Lieut. J. W. Storey, who was in command of Company I at the surrender, writes me that I should speak of the killing of Eb Crozier, of his company, who was a most intelligent, lovable man, and a brave soldier during the entire war. He received his parole of honor with the rest of the Regiment at Charlotte, N. C., May 3, 1865, and started home with us; but before reaching Sweetwater, Tenn., he took the road to the right to go to his home in Upper East Tennessee, which he had not visited for years. Upon reaching home, he was brutally murdered by a band of Union bushwhackers, with his parole of honor in his pocket, the ink with which it was written being hardly dry upon the paper. A more dastardly act was never perpetrated. His name has been placed among the killed in battle of his company, and I am sure that the reader will say that it rightfully belongs there, together with any other honor that could be attached to his memory.
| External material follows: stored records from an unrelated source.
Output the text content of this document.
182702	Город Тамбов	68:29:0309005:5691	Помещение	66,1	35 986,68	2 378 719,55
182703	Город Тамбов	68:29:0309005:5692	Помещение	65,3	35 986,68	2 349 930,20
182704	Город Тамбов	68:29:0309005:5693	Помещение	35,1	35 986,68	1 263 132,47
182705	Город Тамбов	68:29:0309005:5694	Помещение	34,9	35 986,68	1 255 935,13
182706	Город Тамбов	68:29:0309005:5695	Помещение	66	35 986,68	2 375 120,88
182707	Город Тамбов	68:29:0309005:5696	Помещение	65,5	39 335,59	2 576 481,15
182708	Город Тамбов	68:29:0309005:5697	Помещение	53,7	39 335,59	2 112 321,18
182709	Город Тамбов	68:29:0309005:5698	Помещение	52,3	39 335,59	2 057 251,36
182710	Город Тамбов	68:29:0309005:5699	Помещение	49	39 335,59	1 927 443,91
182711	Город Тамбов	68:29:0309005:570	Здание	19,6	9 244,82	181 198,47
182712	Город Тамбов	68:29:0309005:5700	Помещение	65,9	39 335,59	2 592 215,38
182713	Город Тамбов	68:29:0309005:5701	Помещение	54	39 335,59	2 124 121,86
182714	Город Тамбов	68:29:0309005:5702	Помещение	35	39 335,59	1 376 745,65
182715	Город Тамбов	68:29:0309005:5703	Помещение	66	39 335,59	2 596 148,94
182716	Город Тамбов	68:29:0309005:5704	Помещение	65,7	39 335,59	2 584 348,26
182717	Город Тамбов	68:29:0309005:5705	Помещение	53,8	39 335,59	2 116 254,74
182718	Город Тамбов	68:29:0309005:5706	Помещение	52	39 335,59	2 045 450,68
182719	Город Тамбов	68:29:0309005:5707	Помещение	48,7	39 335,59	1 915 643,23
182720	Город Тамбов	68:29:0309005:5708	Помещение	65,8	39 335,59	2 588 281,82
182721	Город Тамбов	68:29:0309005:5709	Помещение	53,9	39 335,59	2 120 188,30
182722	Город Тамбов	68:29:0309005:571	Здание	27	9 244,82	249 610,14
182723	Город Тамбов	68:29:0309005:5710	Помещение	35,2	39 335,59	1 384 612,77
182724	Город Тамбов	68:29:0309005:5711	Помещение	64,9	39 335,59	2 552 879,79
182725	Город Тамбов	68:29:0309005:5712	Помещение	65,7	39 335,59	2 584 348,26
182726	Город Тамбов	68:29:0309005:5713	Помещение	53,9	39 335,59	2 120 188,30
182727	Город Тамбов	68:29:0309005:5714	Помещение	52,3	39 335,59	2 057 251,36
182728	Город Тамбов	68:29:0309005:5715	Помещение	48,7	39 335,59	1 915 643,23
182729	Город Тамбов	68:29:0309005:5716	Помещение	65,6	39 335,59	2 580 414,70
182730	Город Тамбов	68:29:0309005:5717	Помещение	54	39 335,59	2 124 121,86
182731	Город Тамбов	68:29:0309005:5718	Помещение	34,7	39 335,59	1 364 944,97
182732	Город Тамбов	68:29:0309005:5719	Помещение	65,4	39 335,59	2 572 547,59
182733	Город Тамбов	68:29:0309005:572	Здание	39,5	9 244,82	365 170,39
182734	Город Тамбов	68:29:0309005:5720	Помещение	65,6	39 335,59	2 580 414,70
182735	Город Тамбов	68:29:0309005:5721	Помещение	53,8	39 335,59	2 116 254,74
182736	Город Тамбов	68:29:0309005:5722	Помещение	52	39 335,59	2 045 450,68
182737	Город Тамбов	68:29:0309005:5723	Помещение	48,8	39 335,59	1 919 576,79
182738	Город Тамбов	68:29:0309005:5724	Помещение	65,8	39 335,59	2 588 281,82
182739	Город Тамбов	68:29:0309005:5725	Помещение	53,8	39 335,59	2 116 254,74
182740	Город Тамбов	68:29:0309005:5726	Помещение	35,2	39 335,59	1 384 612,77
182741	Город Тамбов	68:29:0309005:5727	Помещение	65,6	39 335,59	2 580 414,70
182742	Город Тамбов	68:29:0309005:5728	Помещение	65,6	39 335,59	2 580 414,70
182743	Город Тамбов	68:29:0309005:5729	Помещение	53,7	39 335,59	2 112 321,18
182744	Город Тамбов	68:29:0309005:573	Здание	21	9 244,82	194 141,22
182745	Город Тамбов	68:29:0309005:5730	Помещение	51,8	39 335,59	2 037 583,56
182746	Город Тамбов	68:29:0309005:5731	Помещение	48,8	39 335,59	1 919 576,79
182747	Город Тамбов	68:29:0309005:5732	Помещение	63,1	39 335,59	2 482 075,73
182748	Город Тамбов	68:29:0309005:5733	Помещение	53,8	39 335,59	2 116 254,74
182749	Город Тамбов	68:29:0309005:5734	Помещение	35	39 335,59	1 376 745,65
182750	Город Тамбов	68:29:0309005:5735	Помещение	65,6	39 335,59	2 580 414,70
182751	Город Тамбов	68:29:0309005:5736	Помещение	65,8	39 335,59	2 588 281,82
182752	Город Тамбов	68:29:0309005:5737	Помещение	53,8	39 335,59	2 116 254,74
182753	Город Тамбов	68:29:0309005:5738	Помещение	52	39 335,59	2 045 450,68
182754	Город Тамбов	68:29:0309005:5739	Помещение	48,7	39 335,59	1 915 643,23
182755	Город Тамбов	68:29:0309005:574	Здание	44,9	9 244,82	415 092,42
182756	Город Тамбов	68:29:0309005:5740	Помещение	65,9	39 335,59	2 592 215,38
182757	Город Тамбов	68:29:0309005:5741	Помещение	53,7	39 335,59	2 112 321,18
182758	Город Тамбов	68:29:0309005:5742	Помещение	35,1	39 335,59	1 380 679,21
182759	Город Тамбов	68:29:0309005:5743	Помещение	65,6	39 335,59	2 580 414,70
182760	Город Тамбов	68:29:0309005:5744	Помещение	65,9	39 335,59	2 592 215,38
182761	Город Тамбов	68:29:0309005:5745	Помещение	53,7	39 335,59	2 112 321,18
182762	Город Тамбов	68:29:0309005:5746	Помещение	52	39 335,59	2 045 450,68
Capt. James H. Britton, of Company K, was a native of Lebanon, Tenn., and was educated at Cumberland University, where he graduated with highest honors as a civil engineer. He was first lieutenant of the “Cedar Snags,” of which Paul F. Anderson was captain. When the Fourth Tennessee Cavalry Regiment was organized, the company became a part of it. Captain Anderson became lieutenant colonel and Lieutenant Britton was made captain of Company K, both continuing as such until the surrender of the army, in 1865, at Greensboro, N. C. During the greater part of the war Company K was the escort of the commanding general. Captain Britton was a faithful, brave, and intelligent officer. He and his company were well known to the Army of Tennessee by the important duties that they were called upon to do in carrying orders to different parts of the field, frequently where the battle raged fiercest and hottest. The company’s killed and wounded was heavy, as will be seen on pages 165 and 166. Soon after the war Captain Britton moved to Texas, where he was successful as a business man and accumulated quite a fortune. He died there many years ago, a public-spirited, most worthy citizen. Dr. R. L. C. White and Wat Weakley, who were well-known citizens of Nashville, Tenn., were soldiers in this company, having joined it when it was first organized, and served throughout the war.